In front of more than 1,200 spectators and 100 media outlets, the crowd paused for a moment of prayer and silent reflection led by President Harder. Then, the Beavers ran to their positions, sporting black jerseys in honor of their teammates. Coach Grandey, unable to be in the dugout due to his injuries, established his coaching corner in the press box, advising his assistants and team by walkie talkie.

When junior Tim Kay (Alpharetta, Ga.) threw a strike on the first pitch, the crowd leapt to its feet and erupted in cheers, collectively realizing that baseball was back at Bluffton. The Beavers quickly demonstrated their ability to hit and score runs but were unable to hold onto an early 3-1 lead. Bluffton lost the first game of the three-game weekend series, 10-5.

"It's disappointing to lose," said junior captain Ryan Baightel (Wapakoneta, Ohio) after the home opener. "Any day you want to win, but when a crowd like this comes out, you want to win for them. But, I think it's a win to be back on the field. That's enough." Coach Grandey echoed his captain's sentiments: "The best thing that could've happened to this program at this time is for us to play. We're a Division III school, and yes, the guys are here for an education first, but our 40 guys came here to play baseball too. It's about baseball for them. And it's about healing; they need to get out and do what they love and honor the players we lost."

The next day the team picked up its first win by defeating "the Mount," 7-6. The Beavers played an abbreviated season, making up as many regularly scheduled conference games as weather permitted throughout April and May. The team finished its 2007 season with a 5-19 overall record, including a 4-15 mark in the conference.

Looking to the future

While stepping on the field was an instrumental part of the healing process, baseball teams have an innate drive to win, and Baightel notes that this year's five wins were not nearly as many as the team and coaches would have liked. "Despite the fact that we were constantly encouraged that being on the field was enough and that we should be proud of ourselves for that fact alone, when we are between the lines, we forget all of that, and it's still baseball," he says. "And with that comes the desire to win. Our record this past season was not what any of us hoped for, and we will improve greatly next year."

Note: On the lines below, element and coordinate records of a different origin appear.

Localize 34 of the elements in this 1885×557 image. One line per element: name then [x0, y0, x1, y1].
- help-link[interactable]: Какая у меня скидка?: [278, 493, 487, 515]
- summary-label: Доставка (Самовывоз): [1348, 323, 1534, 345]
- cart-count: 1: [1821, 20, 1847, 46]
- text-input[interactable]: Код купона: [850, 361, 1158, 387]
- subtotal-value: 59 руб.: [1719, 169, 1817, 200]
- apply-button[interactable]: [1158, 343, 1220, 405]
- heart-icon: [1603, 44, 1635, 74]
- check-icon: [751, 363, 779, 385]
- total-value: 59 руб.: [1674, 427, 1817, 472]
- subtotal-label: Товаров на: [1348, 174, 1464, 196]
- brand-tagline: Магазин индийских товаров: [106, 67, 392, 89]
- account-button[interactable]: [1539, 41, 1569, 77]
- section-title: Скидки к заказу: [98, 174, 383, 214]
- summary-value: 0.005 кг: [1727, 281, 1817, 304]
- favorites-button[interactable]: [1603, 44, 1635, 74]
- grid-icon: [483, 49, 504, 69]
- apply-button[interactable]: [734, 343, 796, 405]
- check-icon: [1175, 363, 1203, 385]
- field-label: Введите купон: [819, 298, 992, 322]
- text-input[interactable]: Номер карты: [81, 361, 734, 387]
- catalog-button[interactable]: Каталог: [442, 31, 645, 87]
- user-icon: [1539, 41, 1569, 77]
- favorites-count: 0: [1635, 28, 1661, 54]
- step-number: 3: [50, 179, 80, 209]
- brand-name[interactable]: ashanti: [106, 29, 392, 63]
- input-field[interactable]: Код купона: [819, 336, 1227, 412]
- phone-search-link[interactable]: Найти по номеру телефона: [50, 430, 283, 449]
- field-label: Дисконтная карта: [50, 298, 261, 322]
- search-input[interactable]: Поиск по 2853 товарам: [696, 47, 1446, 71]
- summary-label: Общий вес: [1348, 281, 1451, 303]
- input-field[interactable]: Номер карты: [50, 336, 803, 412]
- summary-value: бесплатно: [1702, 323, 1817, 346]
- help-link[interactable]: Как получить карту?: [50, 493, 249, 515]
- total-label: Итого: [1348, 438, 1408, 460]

Next year, the Beavers will play on the newly dedicated Bluffton University Memorial Field, which will receive multiple enhancements this summer thanks to many generous gifts from individuals, colleges and universities, schools, companies and organizations, including a $10,000 gift from the Bluffton University Student Senate, a $12,000 gift from Tiffin University and a $50,000 gift from Major League Baseball (MLB).

With the support of strangers and community alike, future generations of ballplayers and extended community members will remember and draw inspiration from the 2007 team. And, in the words of Joe Garagiola Jr., vice president of MLB baseball operations and son of former catcher and legendary broadcaster Joe Garagiola, "For years to come when kids play on Bluffton's field, they will know people of character were on the field before them."